I represent Terre des Hommes, a non - governmental organization that works for children’s rights and sustainable development in 67 countries. Terre des Hommes has played an active role in bringing together experts from the environmental and the children’s rights field. Child rights experts know a lot about the rights to information, participation and remedy as they apply to children in e.g. juvenile justice or minor refugees. However, they still often lack the expertise to bring access rights to bear in the environmental context. The Aarhus Convention does so much to promote environmental protection through these rights. It would be a truly pioneering work to make the knowledge and experience built over 20 years available to children so that they, too, have access to information, participation and justice in environmental matters. It would be relevant to the Parties and to all other actors working on children’s rights and the environment as well as in relation to a number of environment-related agreements, including the SDGs.
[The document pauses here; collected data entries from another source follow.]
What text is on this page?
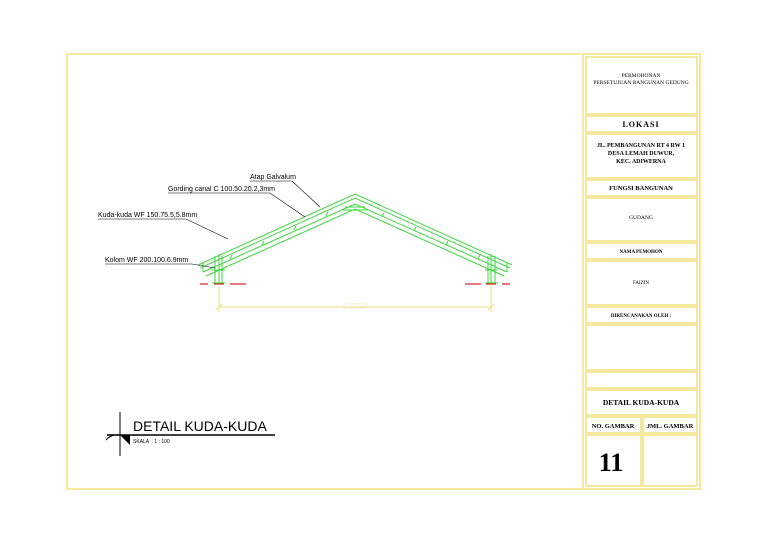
PERMOHONAN
PERSETUJUAN BANGUNAN GEDUNG
LOKASI
JL. PEMBANGUNAN RT 4 RW 1
DESA LEMAH DUWUR,
KEC. ADIWERNA
FUNGSI BANGUNAN
GUDANG
NAMA PEMOHON
FAIZIN
DIRENCANAKAN OLEH :
DETAIL KUDA-KUDA
NO. GAMBAR JML. GAMBAR
11
Atap Galvalum
Gording canal C 100.50.20.2,3mm
Kuda-kuda WF 150.75.5,5.8mm
Kolom WF 200.100.6.9mm
DETAIL KUDA-KUDA
SKALA    1 : 100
To make sure Aarhus rights help children and youth to create a sustainable future, Parties to the Convention should consider the following:
1.) To produce an easy-to-understand format of the Aarhus Convention that makes the text accessible to children in a language that they can understand. Children can only exercise their rights if they are able to comprehend them. An accessible introduction to Rio Principle 10 could even become a joint project under the Aarhus and the Escazu Agreements, thus allowing a larger group of children to benefit from it.
2.) To strengthen the implementation of the Aarhus Convention by clarifying the requirements that have to be met to allow children proper access to information, participation and justice in environmental matters. To this end, the Convention bodies could engage in a dialogue with the UN Committee on the Rights of the Child, the institution that monitors children’s rights globally, including the rights to information, participation and access to justice. Such an initiative would be very beneficial to the ongoing debate on the overall relationship between children’s rights and the environment.
To end, it is important that Aarhus rights help all children and youth to exercise their rights with a view to creating a sustainable future, including younger children. Thank you very much!